Gordon Sondland is the latest in a series of witnesses to be interviewed behind closed doors by lawmakers. His appearance is especially anticipated since text messages and other witness testimony place him at the center of a foreign policy dialogue with Ukraine that officials feared circumvented normal channels and that is now at the center of the House impeachment inquiry of Trump.
Part of that effort involved pushing Ukraine to commit to politically charged investigations sought by Trump, including into a gas company connected to the son of Democratic rival Joe Biden.

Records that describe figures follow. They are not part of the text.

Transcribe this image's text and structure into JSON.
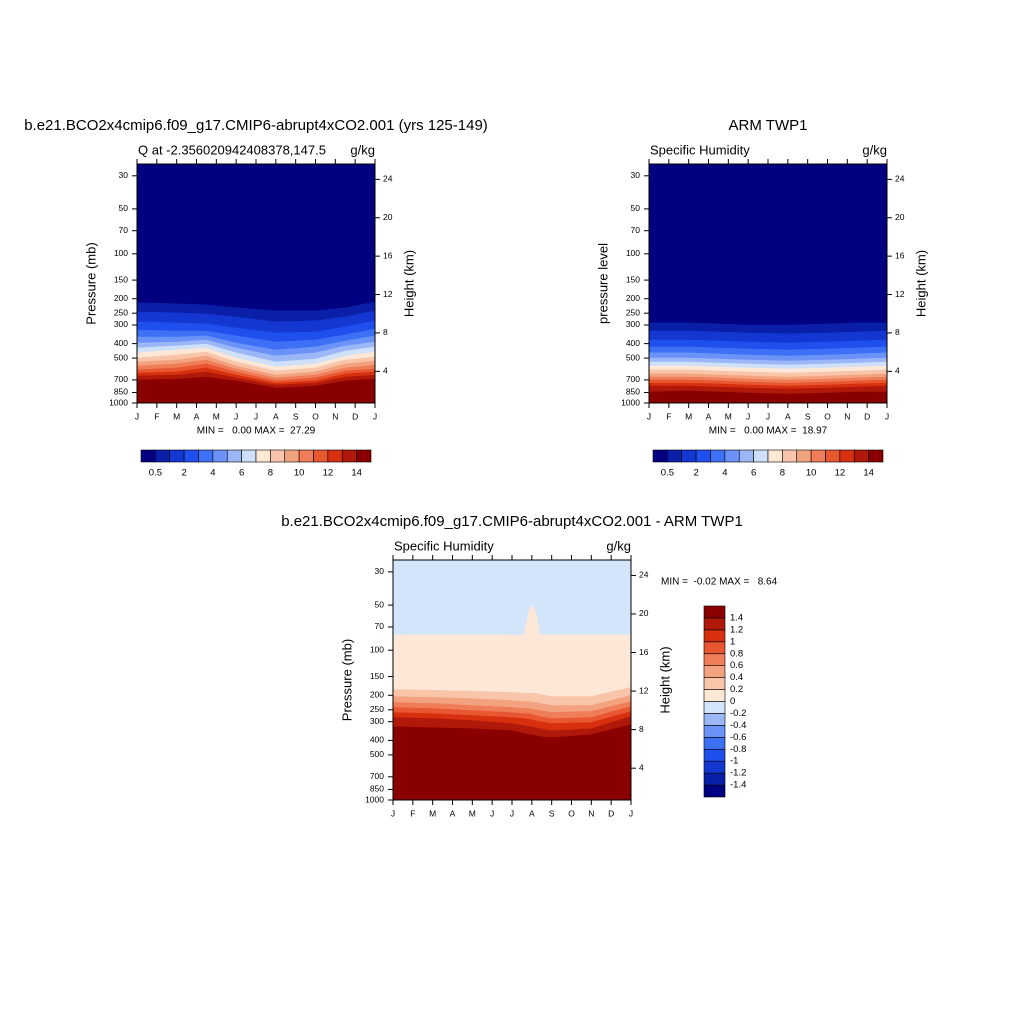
{
  "chart_data": [
    {
      "type": "contour",
      "title": "b.e21.BCO2x4cmip6.f09_g17.CMIP6-abrupt4xCO2.001 (yrs 125-149)",
      "left_string": "Q at -2.356020942408378,147.5",
      "right_string": "g/kg",
      "ylabel": "Pressure (mb)",
      "y2label": "Height (km)",
      "stats": "MIN =   0.00 MAX =  27.29",
      "categories": [
        "J",
        "F",
        "M",
        "A",
        "M",
        "J",
        "J",
        "A",
        "S",
        "O",
        "N",
        "D",
        "J"
      ],
      "xlim": [
        0,
        12
      ],
      "ylim": [
        1000,
        25
      ],
      "log_y": true,
      "yticks": [
        30,
        50,
        70,
        100,
        150,
        200,
        250,
        300,
        400,
        500,
        700,
        850,
        1000
      ],
      "y2lim": [
        0.7,
        25.6
      ],
      "y2ticks": [
        4,
        8,
        12,
        16,
        20,
        24
      ],
      "levels": [
        0.5,
        1,
        2,
        3,
        4,
        5,
        6,
        7,
        8,
        9,
        10,
        11,
        12,
        13,
        14
      ],
      "colors": [
        "#000080",
        "#0a1fa8",
        "#1437d1",
        "#1f50ee",
        "#3d70f5",
        "#6b93f7",
        "#9bb7f8",
        "#cfe0fa",
        "#fde7d6",
        "#f8c5a9",
        "#f3a27f",
        "#ef7e58",
        "#e85632",
        "#d7300e",
        "#b0190a",
        "#8a0000"
      ],
      "colorbar": "horizontal",
      "colorbar_ticks": [
        0.5,
        2,
        4,
        6,
        8,
        10,
        12,
        14
      ],
      "contours": {
        "x": [
          0,
          2,
          3.5,
          5,
          7,
          9,
          10.5,
          12
        ],
        "lines": [
          {
            "level": 0.5,
            "p": [
              213,
              216,
              220,
              230,
              241,
              241,
              230,
              210
            ]
          },
          {
            "level": 1,
            "p": [
              245,
              249,
              253,
              265,
              286,
              281,
              265,
              241
            ]
          },
          {
            "level": 2,
            "p": [
              286,
              290,
              295,
              314,
              339,
              334,
              309,
              281
            ]
          },
          {
            "level": 3,
            "p": [
              324,
              329,
              329,
              355,
              390,
              378,
              349,
              319
            ]
          },
          {
            "level": 4,
            "p": [
              361,
              361,
              355,
              396,
              441,
              421,
              384,
              355
            ]
          },
          {
            "level": 5,
            "p": [
              396,
              390,
              378,
              428,
              484,
              461,
              414,
              390
            ]
          },
          {
            "level": 6,
            "p": [
              428,
              414,
              402,
              461,
              531,
              507,
              448,
              421
            ]
          },
          {
            "level": 7,
            "p": [
              461,
              441,
              428,
              499,
              573,
              547,
              484,
              455
            ]
          },
          {
            "level": 8,
            "p": [
              499,
              476,
              455,
              531,
              610,
              582,
              515,
              492
            ]
          },
          {
            "level": 9,
            "p": [
              531,
              515,
              484,
              565,
              649,
              619,
              547,
              523
            ]
          },
          {
            "level": 10,
            "p": [
              565,
              547,
              515,
              592,
              679,
              649,
              582,
              556
            ]
          },
          {
            "level": 11,
            "p": [
              600,
              582,
              547,
              619,
              711,
              679,
              610,
              592
            ]
          },
          {
            "level": 12,
            "p": [
              630,
              619,
              582,
              649,
              735,
              711,
              638,
              619
            ]
          },
          {
            "level": 13,
            "p": [
              659,
              649,
              619,
              679,
              757,
              735,
              670,
              649
            ]
          },
          {
            "level": 14,
            "p": [
              701,
              690,
              670,
              711,
              793,
              769,
              711,
              690
            ]
          }
        ]
      }
    },
    {
      "type": "contour",
      "title": "ARM TWP1",
      "left_string": "Specific Humidity",
      "right_string": "g/kg",
      "ylabel": "pressure level",
      "y2label": "Height (km)",
      "stats": "MIN =   0.00 MAX =  18.97",
      "categories": [
        "J",
        "F",
        "M",
        "A",
        "M",
        "J",
        "J",
        "A",
        "S",
        "O",
        "N",
        "D",
        "J"
      ],
      "xlim": [
        0,
        12
      ],
      "ylim": [
        1000,
        25
      ],
      "log_y": true,
      "yticks": [
        30,
        50,
        70,
        100,
        150,
        200,
        250,
        300,
        400,
        500,
        700,
        850,
        1000
      ],
      "y2lim": [
        0.7,
        25.6
      ],
      "y2ticks": [
        4,
        8,
        12,
        16,
        20,
        24
      ],
      "levels": [
        0.5,
        1,
        2,
        3,
        4,
        5,
        6,
        7,
        8,
        9,
        10,
        11,
        12,
        13,
        14
      ],
      "colors": [
        "#000080",
        "#0a1fa8",
        "#1437d1",
        "#1f50ee",
        "#3d70f5",
        "#6b93f7",
        "#9bb7f8",
        "#cfe0fa",
        "#fde7d6",
        "#f8c5a9",
        "#f3a27f",
        "#ef7e58",
        "#e85632",
        "#d7300e",
        "#b0190a",
        "#8a0000"
      ],
      "colorbar": "horizontal",
      "colorbar_ticks": [
        0.5,
        2,
        4,
        6,
        8,
        10,
        12,
        14
      ],
      "contours": {
        "x": [
          0,
          2,
          3.5,
          5,
          7,
          9,
          10.5,
          12
        ],
        "lines": [
          {
            "level": 0.5,
            "p": [
              290,
              290,
              295,
              300,
              300,
              295,
              290,
              290
            ]
          },
          {
            "level": 1,
            "p": [
              329,
              329,
              334,
              339,
              344,
              339,
              334,
              329
            ]
          },
          {
            "level": 2,
            "p": [
              378,
              378,
              384,
              390,
              396,
              390,
              384,
              378
            ]
          },
          {
            "level": 3,
            "p": [
              421,
              421,
              428,
              434,
              441,
              434,
              428,
              421
            ]
          },
          {
            "level": 4,
            "p": [
              461,
              461,
              469,
              476,
              484,
              476,
              469,
              461
            ]
          },
          {
            "level": 5,
            "p": [
              499,
              499,
              507,
              515,
              523,
              515,
              507,
              499
            ]
          },
          {
            "level": 6,
            "p": [
              531,
              531,
              540,
              547,
              556,
              547,
              540,
              531
            ]
          },
          {
            "level": 7,
            "p": [
              565,
              565,
              573,
              582,
              592,
              582,
              573,
              565
            ]
          },
          {
            "level": 8,
            "p": [
              600,
              600,
              610,
              619,
              630,
              619,
              610,
              600
            ]
          },
          {
            "level": 9,
            "p": [
              638,
              638,
              649,
              659,
              670,
              659,
              649,
              638
            ]
          },
          {
            "level": 10,
            "p": [
              670,
              670,
              679,
              690,
              701,
              690,
              679,
              670
            ]
          },
          {
            "level": 11,
            "p": [
              701,
              701,
              711,
              723,
              735,
              723,
              711,
              701
            ]
          },
          {
            "level": 12,
            "p": [
              735,
              735,
              745,
              757,
              769,
              757,
              745,
              735
            ]
          },
          {
            "level": 13,
            "p": [
              769,
              769,
              781,
              793,
              805,
              793,
              781,
              769
            ]
          },
          {
            "level": 14,
            "p": [
              844,
              830,
              844,
              857,
              871,
              857,
              844,
              844
            ]
          }
        ]
      }
    },
    {
      "type": "contour",
      "title": "b.e21.BCO2x4cmip6.f09_g17.CMIP6-abrupt4xCO2.001 - ARM TWP1",
      "left_string": "Specific Humidity",
      "right_string": "g/kg",
      "ylabel": "Pressure (mb)",
      "y2label": "Height (km)",
      "stats": "MIN =  -0.02 MAX =   8.64",
      "categories": [
        "J",
        "F",
        "M",
        "A",
        "M",
        "J",
        "J",
        "A",
        "S",
        "O",
        "N",
        "D",
        "J"
      ],
      "xlim": [
        0,
        12
      ],
      "ylim": [
        1000,
        25
      ],
      "log_y": true,
      "yticks": [
        30,
        50,
        70,
        100,
        150,
        200,
        250,
        300,
        400,
        500,
        700,
        850,
        1000
      ],
      "y2lim": [
        0.7,
        25.6
      ],
      "y2ticks": [
        4,
        8,
        12,
        16,
        20,
        24
      ],
      "levels": [
        -1.4,
        -1.2,
        -1,
        -0.8,
        -0.6,
        -0.4,
        -0.2,
        0,
        0.2,
        0.4,
        0.6,
        0.8,
        1,
        1.2,
        1.4
      ],
      "colors": [
        "#000080",
        "#0a1fa8",
        "#1437d1",
        "#1f50ee",
        "#3d70f5",
        "#6b93f7",
        "#9bb7f8",
        "#d3e5fb",
        "#fde7d6",
        "#f8c5a9",
        "#f3a27f",
        "#ef7e58",
        "#e85632",
        "#d7300e",
        "#b0190a",
        "#8a0000"
      ],
      "colorbar": "vertical",
      "colorbar_ticks": [
        -1.4,
        -1.2,
        -1,
        -0.8,
        -0.6,
        -0.4,
        -0.2,
        0,
        0.2,
        0.4,
        0.6,
        0.8,
        1,
        1.2,
        1.4
      ],
      "contours": {
        "x": [
          0,
          2,
          4,
          6,
          6.6,
          6.85,
          7,
          7.2,
          7.4,
          8,
          10,
          12
        ],
        "lines": [
          {
            "level": 0,
            "p": [
              79,
              79,
              79,
              79,
              79,
              55,
              50,
              55,
              79,
              79,
              79,
              79
            ]
          },
          {
            "level": 0.2,
            "p": [
              183,
              185,
              188,
              191,
              194,
              194,
              194,
              194,
              197,
              204,
              204,
              177
            ]
          },
          {
            "level": 0.4,
            "p": [
              204,
              207,
              210,
              217,
              220,
              220,
              223,
              223,
              227,
              234,
              234,
              200
            ]
          },
          {
            "level": 0.6,
            "p": [
              223,
              227,
              234,
              241,
              245,
              245,
              249,
              249,
              253,
              260,
              256,
              220
            ]
          },
          {
            "level": 0.8,
            "p": [
              241,
              245,
              253,
              261,
              265,
              265,
              269,
              273,
              277,
              286,
              282,
              237
            ]
          },
          {
            "level": 1,
            "p": [
              261,
              265,
              273,
              282,
              286,
              290,
              290,
              295,
              300,
              309,
              304,
              257
            ]
          },
          {
            "level": 1.2,
            "p": [
              282,
              286,
              295,
              309,
              319,
              324,
              324,
              329,
              334,
              345,
              334,
              277
            ]
          },
          {
            "level": 1.4,
            "p": [
              324,
              329,
              334,
              344,
              360,
              366,
              366,
              372,
              378,
              384,
              366,
              314
            ]
          }
        ]
      }
    }
  ]
}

In prepared remarks obtained by The Associated Press, Sondland aimed to untether himself from any effort by the Republican president or Giuliani to have a political rival investigated, joining other current and former administration officials who have communicated to Congress misgivings about the Trump administration’s backchannel dealings with Ukraine.
But Sondland’s pivotal role in the dialogue, including discussions about a quid pro quo in which Ukraine’s leader would get a coveted White House visit in exchange for satisfying Trump’s push for corruption-related investigations, may make those assertions tough for House Democrats to accept.

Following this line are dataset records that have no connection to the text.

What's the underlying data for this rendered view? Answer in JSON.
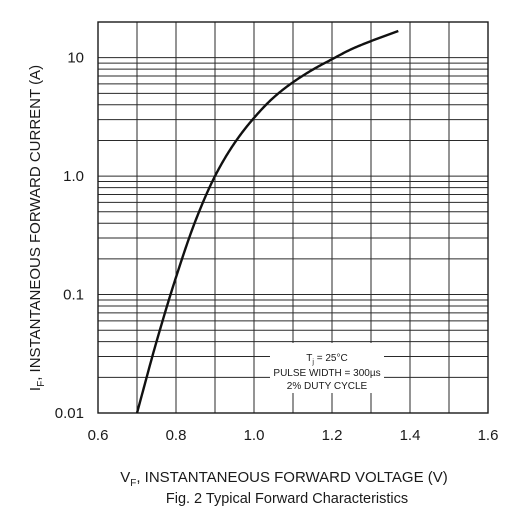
{
  "chart_data": {
    "type": "line",
    "title": "",
    "caption": "Fig. 2 Typical Forward Characteristics",
    "xlabel": {
      "prefix": "V",
      "subscript": "F",
      "suffix": ", INSTANTANEOUS FORWARD VOLTAGE (V)"
    },
    "ylabel": {
      "prefix": "I",
      "subscript": "F",
      "suffix": ", INSTANTANEOUS FORWARD CURRENT (A)"
    },
    "xlim": [
      0.6,
      1.6
    ],
    "ylim": [
      0.01,
      20
    ],
    "yscale": "log",
    "grid": true,
    "x_ticks": [
      0.6,
      0.8,
      1.0,
      1.2,
      1.4,
      1.6
    ],
    "x_tick_labels": [
      "0.6",
      "0.8",
      "1.0",
      "1.2",
      "1.4",
      "1.6"
    ],
    "y_ticks": [
      0.01,
      0.1,
      1.0,
      10
    ],
    "y_tick_labels": [
      "0.01",
      "0.1",
      "1.0",
      "10"
    ],
    "annotation": {
      "line1_prefix": "T",
      "line1_subscript": "j",
      "line1_suffix": " = 25°C",
      "line2": "PULSE WIDTH = 300µs",
      "line3": "2% DUTY CYCLE"
    },
    "series": [
      {
        "x": [
          0.7,
          0.75,
          0.8,
          0.85,
          0.9,
          0.95,
          1.0,
          1.05,
          1.1,
          1.15,
          1.2,
          1.25,
          1.3,
          1.37
        ],
        "y": [
          0.01,
          0.04,
          0.14,
          0.42,
          1.0,
          1.9,
          3.1,
          4.6,
          6.2,
          7.9,
          9.7,
          11.8,
          13.8,
          16.8
        ]
      }
    ]
  }
}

Sondland will say that he was disappointed by a May 23 White House meeting with Trump, who spurned calls by the ambassador and others to arrange a phone call and White House visit for the new Ukraine leader, Volodymyr Zelenskiy. The president was skeptical that Ukraine was serious about reform and anti-corruption and instead of arranging the meeting his envoys wanted directed them to talk to Giuliani, Sondland will say.
“Our view was that the men and women of the State Department, not the President’s personal lawyer, should take responsibility for all aspects of U.S. foreign policy towards Ukraine,” Sondland will say.

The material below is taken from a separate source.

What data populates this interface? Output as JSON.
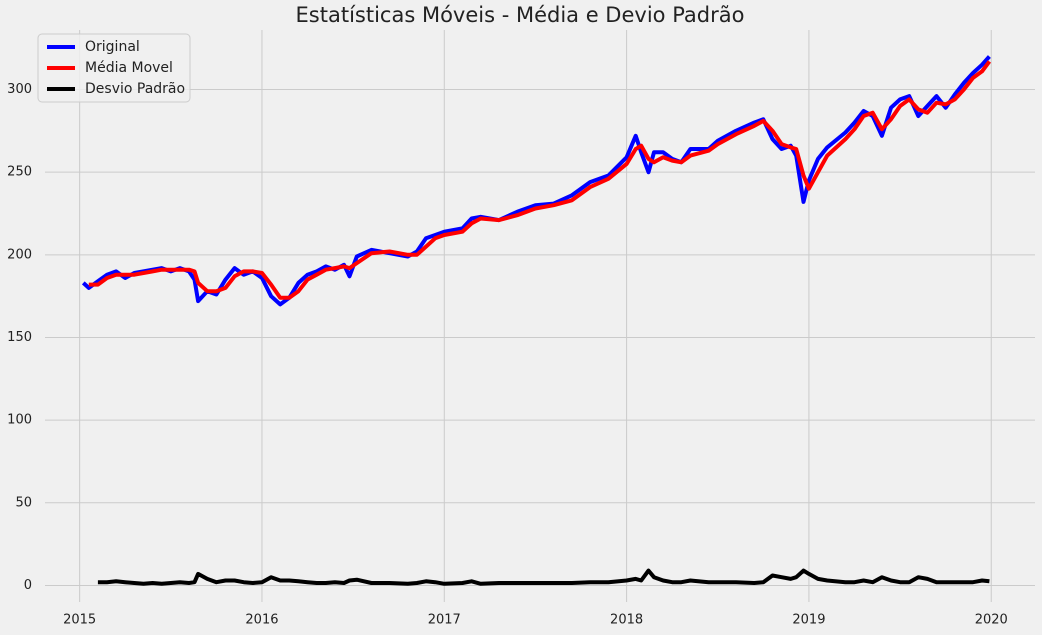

The envoys, he will say, had a choice: They could abandon the goal of a White House meeting with Zelenskiy, something they saw as important in fostering U.S.-Ukraine relations, or they could do as Trump asked and work with Giuliani. Though he will say that the ambassadors chose the latter, he insists that he did not know “until much later” that Giuliani intended to push for a probe of Biden “or to involve Ukrainians, directly or indirectly, in the President’s 2020 reelection campaign.”
When the phone call finally did occur, on July 25, Trump repeatedly prodded Zelenskiy to investigate Biden at the same time that the U.S. was withholding hundreds of millions of dollars in military aid from Ukraine. Sondland will stress that he was not on the call, that he did not receive a transcript until the White House released a rough version last month, and that none of the summaries he reviewed mentioned Biden.
“Let me state clearly: Inviting a foreign government to undertake investigations for the purpose of influencing an upcoming U.S. election would be wrong,” Sondland will say. “Withholding foreign aid in order to pressure a foreign government to take such steps would be wrong. I did not and would not ever participate in such undertakings.
Sondland, whose name surfaced in a whistleblower complaint in August that helped spur the impeachment inquiry, is certain to be asked about text messages that show him working with two other diplomats to navigate the interests of Trump and Giuliani. The messages show the diplomats discussing an arrangement in which Ukraine’s leader would be offered a White House visit in exchange for a public statement by Ukraine committing to undertake investigations into the 2016 U.S. presidential election and into Burisma, the gas company. He will insist that he did not know until recently that Hunter Biden sat on the board of Burisma, the gas company at issue.
One text exchange that has attracted particular attention involves one diplomat, William “Bill” Taylor, telling Sondland he thought it was “crazy” to withhold military aid from Ukraine “for help with a political campaign.” Sondland replied that Trump had been clear about his intentions and that there was no quid pro quo.
Now, Sondland is prepared to tell lawmakers that Trump told him by phone before he sent the text that there was no quid pro quo and that he was simply parroting those reassurances to Taylor.
“I asked the President: ‘What do you want from Ukraine?'” Sondland will say. “The President responded, ‘Nothing. There is no quid pro quo.’ The President repeated: ‘no quid pro quo’ multiple times. This was a very short call. And I recall the President was in a bad mood.
Sondland will be testifying three days after Fiona Hill, a former White House aide, said that his actions so unnerved then-national security adviser John Bolton that Bolton said he was not part of “whatever drug deal Sondland and Mulvaney are cooking up,” a reference to White House chief of staff Mick Mulvaney. But Sondland will say that neither Hill nor Bolton personally raised concerns about the Ukraine work directly with him.
House lawmakers have been hearing over the last two weeks from other diplomats and administration officials, including from the State Department. The most recent was Michael McKinley, a career service officer and Secretary of State Mike Pompeo’s de facto chief of staff, who testified that the Trump administration’s politicization of foreign policy contributed to his resignation.